Raghuram Rajan, Distinguished Service Professor of Finance at the University of Chicago Booth School of Business and Reserve Bank of India Governor, has been named Euromoney’s Central Bank Fund Governor of the Year for 2014. Rajan assumed the role as the 23rd Governor of the Reserve Bank of India over a year ago in September 2013.
Governors were considered if “their key decisions had directly benefited both the performance and perception of their country’s economic and financial achievements the over the past 12 months.” The publication also took into account the analyses of the contributors to Euromoney Country Risk (ECR), which includes more than 400 economists from around the world.
“Raghuram Rajan’s tough monetary medicine combated the storm ravaging the deficit-ridden economy in the recent emerging market crisis. Now, he is battling vested interests to arouse a sleepy financial system for over one billion people,” according to the Euromoney website.
Rajan has been on leave from the Booth School of Business while serving in this prestigious role.
“It is nice to be recognized, but everything in India is still work in progress,” Rajan says. “The economy is turning around and I hope we will see it take off soon on the back of on-going reforms.”
This is not Rajan’s first honor and accolades: he won the inaugural Fischer Black Prize in 2003 for the best finance researcher under the age of 40; the global Indian of the year award from NASSCOM in 2011; the Infosys prize for the Economic Sciences in 2012; and the Center for Financial Studies-Deutsche Bank Prize for Financial Economics in 2013.
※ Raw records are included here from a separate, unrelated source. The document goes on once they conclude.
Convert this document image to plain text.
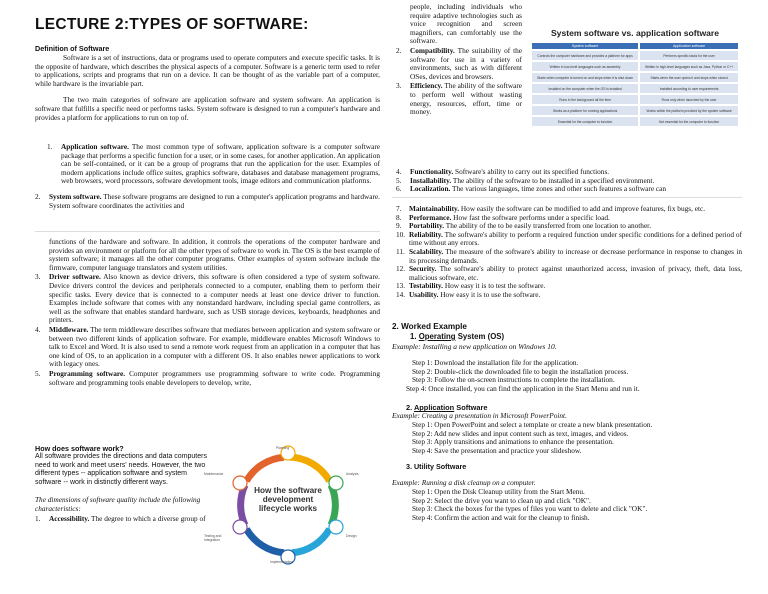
LECTURE 2:TYPES OF SOFTWARE:
Definition of Software

Software is a set of instructions, data or programs used to operate computers and execute specific tasks. It is the opposite of hardware, which describes the physical aspects of a computer. Software is a generic term used to refer to applications, scripts and programs that run on a device. It can be thought of as the variable part of a computer, while hardware is the invariable part.

The two main categories of software are application software and system software. An application is software that fulfills a specific need or performs tasks. System software is designed to run a computer's hardware and provides a platform for applications to run on top of.

1. Application software. The most common type of software, application software is a computer software package that performs a specific function for a user, or in some cases, for another application. An application can be self-contained, or it can be a group of programs that run the application for the user. Examples of modern applications include office suites, graphics software, databases and database management programs, web browsers, word processors, software development tools, image editors and communication platforms.
2. System software. These software programs are designed to run a computer's application programs and hardware. System software coordinates the activities and
functions of the hardware and software. In addition, it controls the operations of the computer hardware and provides an environment or platform for all the other types of software to work in. The OS is the best example of system software; it manages all the other computer programs. Other examples of system software include the firmware, computer language translators and system utilities.
3. Driver software. Also known as device drivers, this software is often considered a type of system software. Device drivers control the devices and peripherals connected to a computer, enabling them to perform their specific tasks. Every device that is connected to a computer needs at least one device driver to function. Examples include software that comes with any nonstandard hardware, including special game controllers, as well as the software that enables standard hardware, such as USB storage devices, keyboards, headphones and printers.
4. Middleware. The term middleware describes software that mediates between application and system software or between two different kinds of application software. For example, middleware enables Microsoft Windows to talk to Excel and Word. It is also used to send a remote work request from an application in a computer that has one kind of OS, to an application in a computer with a different OS. It also enables newer applications to work with legacy ones.
5. Programming software. Computer programmers use programming software to write code. Programming software and programming tools enable developers to develop, write,
How does software work?

All software provides the directions and data computers need to work and meet users' needs. However, the two different types -- application software and system software -- work in distinctly different ways.

The dimensions of software quality include the following characteristics:

1. Accessibility. The degree to which a diverse group of
How the software development lifecycle works
Planning
Analysis
Design
Implementation
Testing and Integration
Maintenance

people, including individuals who require adaptive technologies such as voice recognition and screen magnifiers, can comfortably use the software.

2. Compatibility. The suitability of the software for use in a variety of environments, such as with different OSes, devices and browsers.
3. Efficiency. The ability of the software to perform well without wasting energy, resources, effort, time or money.
4. Functionality. Software's ability to carry out its specified functions.
5. Installability. The ability of the software to be installed in a specified environment.
6. Localization. The various languages, time zones and other such features a software can
System software vs. application software
System software	Application software
Controls the computer hardware and provides a platform for apps	Performs specific tasks for the user
Written in low-level languages such as assembly	Written in high-level languages such as Java, Python or C++
Starts when computer is turned on and stops when it is shut down	Starts when the user opens it and stops when closed
Installed on the computer when the OS is installed	Installed according to user requirements
Runs in the background all the time	Runs only when launched by the user
Works as a platform for running applications	Works within the platform provided by the system software
Essential for the computer to function	Not essential for the computer to function
7. Maintainability. How easily the software can be modified to add and improve features, fix bugs, etc.
8. Performance. How fast the software performs under a specific load.
9. Portability. The ability of the to be easily transferred from one location to another.
10. Reliability. The software's ability to perform a required function under specific conditions for a defined period of time without any errors.
11. Scalability. The measure of the software's ability to increase or decrease performance in response to changes in its processing demands.
12. Security. The software's ability to protect against unauthorized access, invasion of privacy, theft, data loss, malicious software, etc.
13. Testability. How easy it is to test the software.
14. Usability. How easy it is to use the software.
2. Worked Example
1. Operating System (OS)

Example: Installing a new application on Windows 10.

Step 1: Download the installation file for the application.

Step 2: Double-click the downloaded file to begin the installation process.

Step 3: Follow the on-screen instructions to complete the installation.

Step 4: Once installed, you can find the application in the Start Menu and run it.

2. Application Software

Example: Creating a presentation in Microsoft PowerPoint.

Step 1: Open PowerPoint and select a template or create a new blank presentation.

Step 2: Add new slides and input content such as text, images, and videos.

Step 3: Apply transitions and animations to enhance the presentation.

Step 4: Save the presentation and practice your slideshow.

3. Utility Software

Example: Running a disk cleanup on a computer.

Step 1: Open the Disk Cleanup utility from the Start Menu.

Step 2: Select the drive you want to clean up and click "OK".

Step 3: Check the boxes for the types of files you want to delete and click "OK".

Step 4: Confirm the action and wait for the cleanup to finish.
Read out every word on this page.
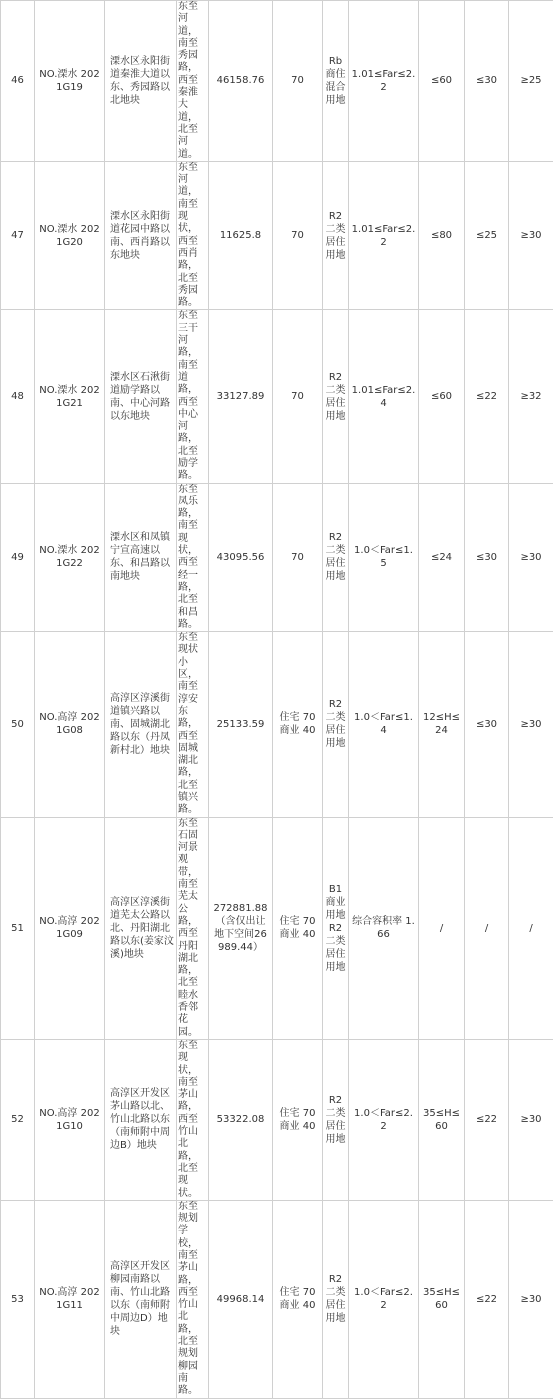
46	NO.溧水 2021G19	溧水区永阳街道秦淮大道以东、秀园路以北地块	东至河道，南至秀园路，西至秦淮大道，北至河道。	46158.76	70	Rb 商住混合用地	1.01≤Far≤2.2	≤60	≤30	≥25
47	NO.溧水 2021G20	溧水区永阳街道花园中路以南、西肖路以东地块	东至河道，南至现状，西至西肖路，北至秀园路。	11625.8	70	R2 二类居住用地	1.01≤Far≤2.2	≤80	≤25	≥30
48	NO.溧水 2021G21	溧水区石湫街道励学路以南、中心河路以东地块	东至三干河路，南至道路，西至中心河路，北至励学路。	33127.89	70	R2 二类居住用地	1.01≤Far≤2.4	≤60	≤22	≥32
49	NO.溧水 2021G22	溧水区和凤镇宁宣高速以东、和昌路以南地块	东至凤乐路，南至现状，西至经一路，北至和昌路。	43095.56	70	R2 二类居住用地	1.0＜Far≤1.5	≤24	≤30	≥30
50	NO.高淳 2021G08	高淳区淳溪街道镇兴路以南、固城湖北路以东（丹凤新村北）地块	东至现状小区，南至淳安东路，西至固城湖北路，北至镇兴路。	25133.59	住宅 70 商业 40	R2 二类居住用地	1.0＜Far≤1.4	12≤H≤24	≤30	≥30
51	NO.高淳 2021G09	高淳区淳溪街道芜太公路以北、丹阳湖北路以东(姜家汶溪)地块	东至石固河景观带，南至芜太公路，西至丹阳湖北路，北至睦水香邻花园。	272881.88（含仅出让地下空间26989.44）	住宅 70 商业 40	B1 商业用地 R2 二类居住用地	综合容积率 1.66	/	/	/
52	NO.高淳 2021G10	高淳区开发区茅山路以北、竹山北路以东（南师附中周边B）地块	东至现状，南至茅山路，西至竹山北路，北至现状。	53322.08	住宅 70 商业 40	R2 二类居住用地	1.0＜Far≤2.2	35≤H≤60	≤22	≥30
53	NO.高淳 2021G11	高淳区开发区柳园南路以南、竹山北路以东（南师附中周边D）地块	东至规划学校，南至茅山路，西至竹山北路，北至规划柳园南路。	49968.14	住宅 70 商业 40	R2 二类居住用地	1.0＜Far≤2.2	35≤H≤60	≤22	≥30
Between 2003 and 2006, Rajan was the Chief Economist and Director of Research at the International Monetary Fund. He is a member of the Group of Thirty and served as President of the American Finance Association in 2011; Rajan also is a member of the American Academy of Arts and Sciences.
He co-authored “Saving Capitalism from the Capitalists” with Luigi Zingales in 2003 and followed that up with “Fault Lines: How Hidden Fractures Still Threaten the World Economy,” for which he was awarded the Financial Times-Goldman Sachs prize for best business book in 2010.